For banks, digital transformation requires an entirely different technology stack and a different type of architecture. It is more about building a full ecosystem than a platform. As a result, much of the narrative in the past few years has explored the potential benefits that incumbents could gain from partnering with digital-first start-ups due to their expertise with new technologies.

However, there is really nothing stopping banks from undergoing this transformation alone. So as changing consumer habits force the banks’ hands, now is the time for fintechs to seriously pursue forming partnerships with large banks. The window of opportunity for fintechs to form partnerships may be narrowing. Their previously attractive offer to help banks leapfrog to their expertise level is less enticing as incumbents proceed alone with their own digital transformations.

The pressure may indeed be transitioning back on fintech, so why should they seek out partnerships before the opportunity fades? Firstly, challenger banks, while nimbler, face a much higher chance of failure. They don’t have the luxury of government protectionism that is provided to incumbents that are vital to the economic health and prosperity of a nation. Fintechs also are more likely to operate with significant losses, opting to aggressively grow their platforms at the expense of profits. This has led to rapid customer gain, but this business model lacks a sustainable future.

Essentially, challenger banks have built some impressive digital experiences and have demonstrated that they capable of doing very well in retail banking, e.g., Starling. But this is not where the big opportunities lie. The cross-sell of other banking products (loans, mortgages, savings etc.) is the truly lucrative segment of the industry. On this front, fintechs, who often operate as single product shops, are unable to compete with the varied portfolio of incumbents. Furthermore, whilst challenger banks have shown a desire to scale up, they lack the knowledge of how to successfully do so. Incumbents, however, have ample experience in international expansion and dealing with regulatory authorities and jurisdictional challenges.
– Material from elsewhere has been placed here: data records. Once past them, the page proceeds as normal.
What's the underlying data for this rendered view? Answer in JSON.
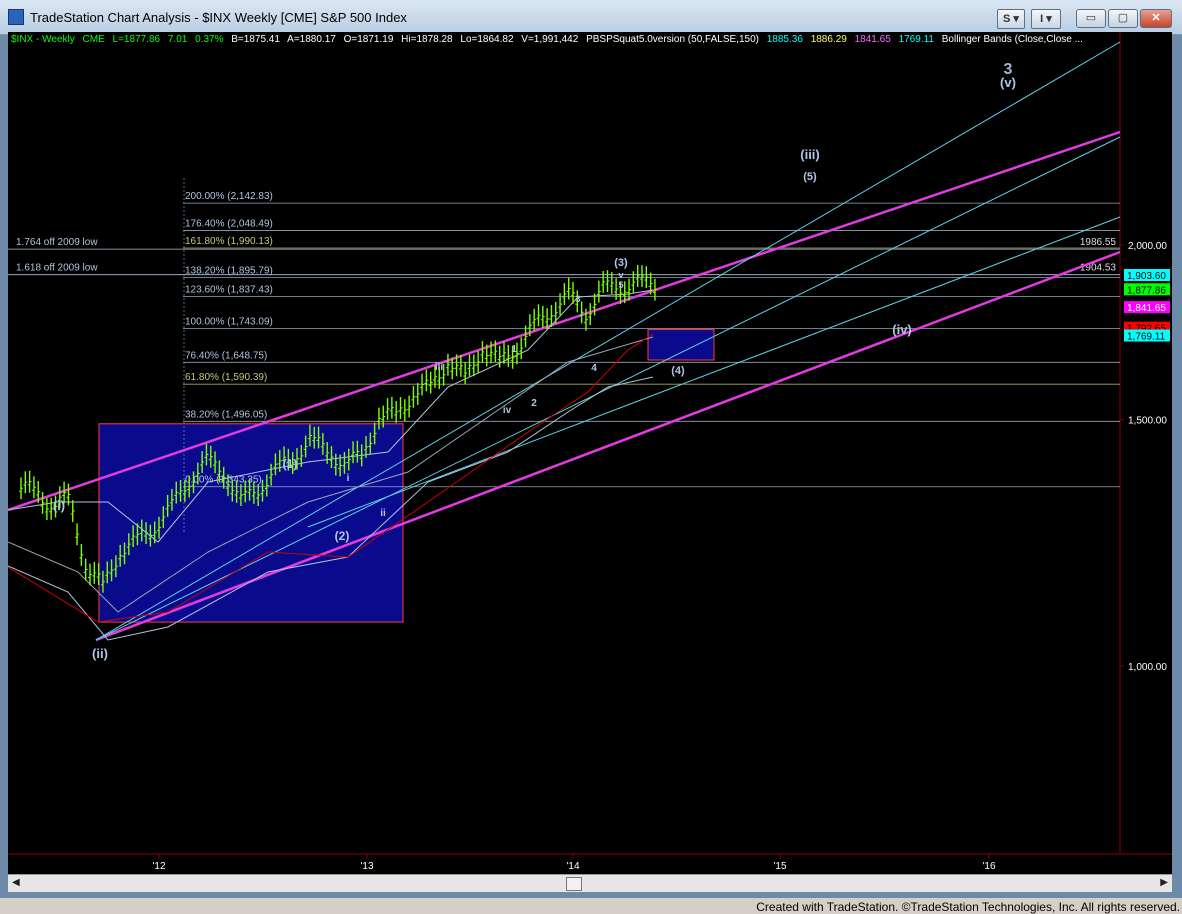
{
  "window": {
    "title": "TradeStation Chart Analysis - $INX Weekly [CME] S&P 500 Index",
    "btn_s": "S",
    "btn_i": "I",
    "min_glyph": "▭",
    "max_glyph": "▢",
    "close_glyph": "✕"
  },
  "infobar": {
    "symbol": "$INX - Weekly",
    "exchange": "CME",
    "last": "L=1877.86",
    "change": "7.01",
    "pct": "0.37%",
    "bid": "B=1875.41",
    "ask": "A=1880.17",
    "open": "O=1871.19",
    "high": "Hi=1878.28",
    "low": "Lo=1864.82",
    "volume": "V=1,991,442",
    "indicator": "PBSPSquat5.0version (50,FALSE,150)",
    "ind_v1": "1885.36",
    "ind_v2": "1886.29",
    "ind_v3": "1841.65",
    "ind_v4": "1769.11",
    "ind_name2": "Bollinger Bands (Close,Close ..."
  },
  "footer": "Created with TradeStation. ©TradeStation Technologies, Inc. All rights reserved.",
  "chart_data": {
    "type": "line",
    "scale": "log",
    "title": "$INX Weekly [CME] S&P 500 Index",
    "ylim": [
      700,
      3100
    ],
    "x_ticks": [
      "'12",
      "'13",
      "'14",
      "'15",
      "'16"
    ],
    "y_ticks": [
      {
        "value": 1000,
        "label": "1,000.00"
      },
      {
        "value": 1500,
        "label": "1,500.00"
      },
      {
        "value": 2000,
        "label": "2,000.00"
      }
    ],
    "price_tags": [
      {
        "value": 1903.6,
        "label": "1,903.60",
        "color": "#00ffff",
        "text_color": "#000"
      },
      {
        "value": 1877.86,
        "label": "1,877.86",
        "color": "#00ff00",
        "text_color": "#000"
      },
      {
        "value": 1841.65,
        "label": "1,841.65",
        "color": "#ff00ff",
        "text_color": "#fff"
      },
      {
        "value": 1792.0,
        "label": "1,792.65",
        "color": "#ff0000",
        "text_color": "#000"
      },
      {
        "value": 1769.11,
        "label": "1,769.11",
        "color": "#00ffff",
        "text_color": "#000"
      }
    ],
    "fib_levels": [
      {
        "label": "200.00% (2,142.83)",
        "value": 2142.83,
        "color": "#b0c4de"
      },
      {
        "label": "176.40% (2,048.49)",
        "value": 2048.49,
        "color": "#b0c4de"
      },
      {
        "label": "161.80% (1,990.13)",
        "value": 1990.13,
        "color": "#c8c87a"
      },
      {
        "label": "138.20% (1,895.79)",
        "value": 1895.79,
        "color": "#b0c4de"
      },
      {
        "label": "123.60% (1,837.43)",
        "value": 1837.43,
        "color": "#b0c4de"
      },
      {
        "label": "100.00% (1,743.09)",
        "value": 1743.09,
        "color": "#b0c4de"
      },
      {
        "label": "76.40% (1,648.75)",
        "value": 1648.75,
        "color": "#b0c4de"
      },
      {
        "label": "61.80% (1,590.39)",
        "value": 1590.39,
        "color": "#c8c87a"
      },
      {
        "label": "38.20% (1,496.05)",
        "value": 1496.05,
        "color": "#b0c4de"
      },
      {
        "label": "0.00% (1,343.35)",
        "value": 1343.35,
        "color": "#b0c4de"
      }
    ],
    "ref_lines": [
      {
        "label": "1.764 off 2009 low",
        "value": 1986.55,
        "right_label": "1986.55"
      },
      {
        "label": "1.618 off 2009 low",
        "value": 1904.53,
        "right_label": "1904.53"
      }
    ],
    "wave_labels": [
      {
        "text": "3",
        "big": true
      },
      {
        "text": "(v)"
      },
      {
        "text": "(iii)"
      },
      {
        "text": "(5)"
      },
      {
        "text": "(iv)"
      },
      {
        "text": "(3)"
      },
      {
        "text": "v"
      },
      {
        "text": "5"
      },
      {
        "text": "(4)"
      },
      {
        "text": "3"
      },
      {
        "text": "1"
      },
      {
        "text": "iii"
      },
      {
        "text": "4"
      },
      {
        "text": "2"
      },
      {
        "text": "iv"
      },
      {
        "text": "(1)"
      },
      {
        "text": "i"
      },
      {
        "text": "ii"
      },
      {
        "text": "(2)"
      },
      {
        "text": "(i)"
      },
      {
        "text": "(ii)"
      }
    ],
    "series": [
      {
        "type": "ohlc-weekly",
        "color": "#7fff00",
        "points": [
          [
            "2011-05",
            1340
          ],
          [
            "2011-06",
            1300
          ],
          [
            "2011-07",
            1320
          ],
          [
            "2011-08",
            1180
          ],
          [
            "2011-09",
            1140
          ],
          [
            "2011-10",
            1210
          ],
          [
            "2011-11",
            1230
          ],
          [
            "2011-12",
            1260
          ],
          [
            "2012-01",
            1300
          ],
          [
            "2012-02",
            1360
          ],
          [
            "2012-03",
            1400
          ],
          [
            "2012-04",
            1380
          ],
          [
            "2012-05",
            1310
          ],
          [
            "2012-06",
            1340
          ],
          [
            "2012-07",
            1380
          ],
          [
            "2012-08",
            1410
          ],
          [
            "2012-09",
            1450
          ],
          [
            "2012-10",
            1430
          ],
          [
            "2012-11",
            1390
          ],
          [
            "2012-12",
            1420
          ],
          [
            "2013-01",
            1500
          ],
          [
            "2013-02",
            1520
          ],
          [
            "2013-03",
            1560
          ],
          [
            "2013-04",
            1590
          ],
          [
            "2013-05",
            1650
          ],
          [
            "2013-06",
            1610
          ],
          [
            "2013-07",
            1690
          ],
          [
            "2013-08",
            1650
          ],
          [
            "2013-09",
            1690
          ],
          [
            "2013-10",
            1750
          ],
          [
            "2013-11",
            1800
          ],
          [
            "2013-12",
            1840
          ],
          [
            "2014-01",
            1790
          ],
          [
            "2014-02",
            1860
          ],
          [
            "2014-03",
            1870
          ],
          [
            "2014-04",
            1880
          ],
          [
            "2014-05",
            1878
          ]
        ]
      }
    ],
    "target_boxes": [
      {
        "name": "box-2",
        "y_range": [
          1075,
          1490
        ]
      },
      {
        "name": "box-4",
        "y_range": [
          1655,
          1740
        ]
      }
    ]
  }
}
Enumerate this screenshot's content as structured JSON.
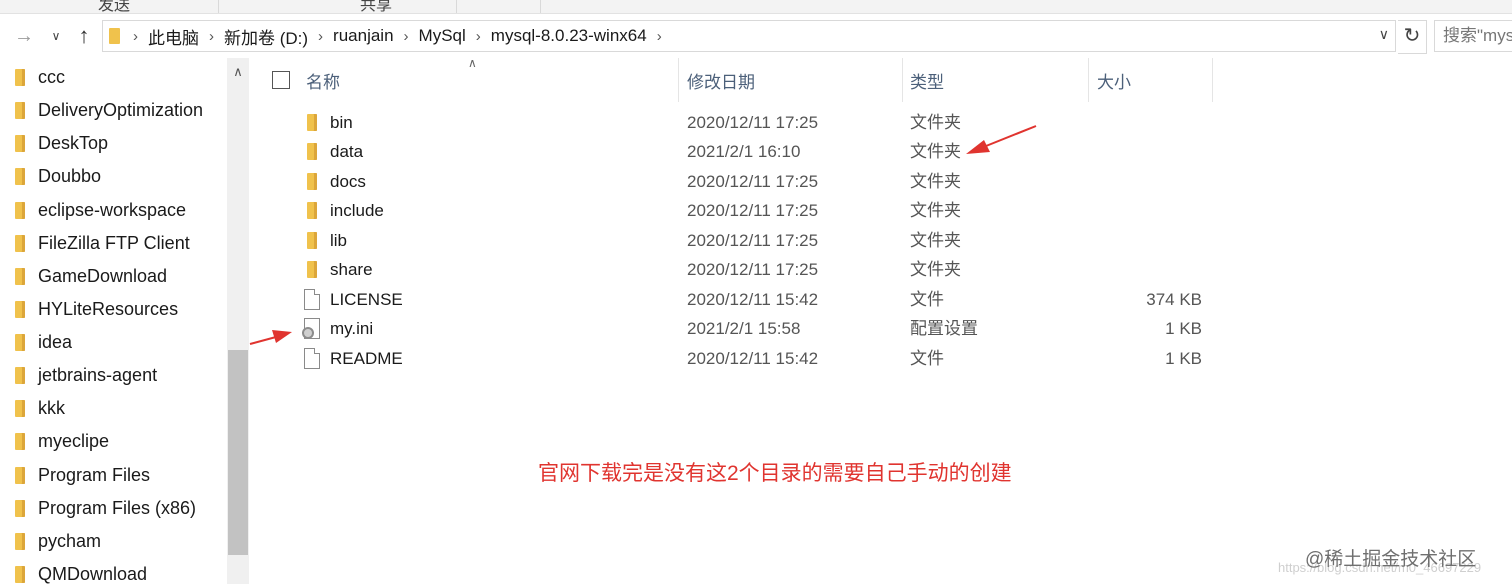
{
  "ribbon": {
    "tabs": [
      "发送",
      "共享"
    ]
  },
  "address_bar": {
    "crumbs": [
      "此电脑",
      "新加卷 (D:)",
      "ruanjain",
      "MySql",
      "mysql-8.0.23-winx64"
    ],
    "search_placeholder": "搜索\"mys"
  },
  "nav_pane": {
    "items": [
      "ccc",
      "DeliveryOptimization",
      "DeskTop",
      "Doubbo",
      "eclipse-workspace",
      "FileZilla FTP Client",
      "GameDownload",
      "HYLiteResources",
      "idea",
      "jetbrains-agent",
      "kkk",
      "myeclipe",
      "Program Files",
      "Program Files (x86)",
      "pycham",
      "QMDownload"
    ]
  },
  "columns": {
    "name": "名称",
    "date": "修改日期",
    "type": "类型",
    "size": "大小"
  },
  "files": [
    {
      "name": "bin",
      "date": "2020/12/11 17:25",
      "type": "文件夹",
      "size": "",
      "icon": "folder-icon"
    },
    {
      "name": "data",
      "date": "2021/2/1 16:10",
      "type": "文件夹",
      "size": "",
      "icon": "folder-icon"
    },
    {
      "name": "docs",
      "date": "2020/12/11 17:25",
      "type": "文件夹",
      "size": "",
      "icon": "folder-icon"
    },
    {
      "name": "include",
      "date": "2020/12/11 17:25",
      "type": "文件夹",
      "size": "",
      "icon": "folder-icon"
    },
    {
      "name": "lib",
      "date": "2020/12/11 17:25",
      "type": "文件夹",
      "size": "",
      "icon": "folder-icon"
    },
    {
      "name": "share",
      "date": "2020/12/11 17:25",
      "type": "文件夹",
      "size": "",
      "icon": "folder-icon"
    },
    {
      "name": "LICENSE",
      "date": "2020/12/11 15:42",
      "type": "文件",
      "size": "374 KB",
      "icon": "file-icon"
    },
    {
      "name": "my.ini",
      "date": "2021/2/1 15:58",
      "type": "配置设置",
      "size": "1 KB",
      "icon": "config-file-icon"
    },
    {
      "name": "README",
      "date": "2020/12/11 15:42",
      "type": "文件",
      "size": "1 KB",
      "icon": "file-icon"
    }
  ],
  "annotation": "官网下载完是没有这2个目录的需要自己手动的创建",
  "watermark": "@稀土掘金技术社区",
  "watermark_sub": "https://blog.csdn.net/m0_46697229",
  "colors": {
    "annotation": "#e0342f",
    "folder": "#f0c24c",
    "header_text": "#4c607a"
  }
}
For now, the banking industry is at a crossroads for both fintechs and the big banks, with partnerships offering one solution to the problems that both sides face. However, in the wake of the pandemic, the ‘sleeping giants’ of the industry may begin to awaken and, if so, fintech will need to make their move sooner rather than later. Whatever happens, while banks and fintechs battle it out, the real competition lies in wait.  Tech giants, the likes of Google and Apple in particular, are poised to majorly disrupt the whole industry. So perhaps it’s time that the banking competitors dropped their shields and worked together to win in this brave new world.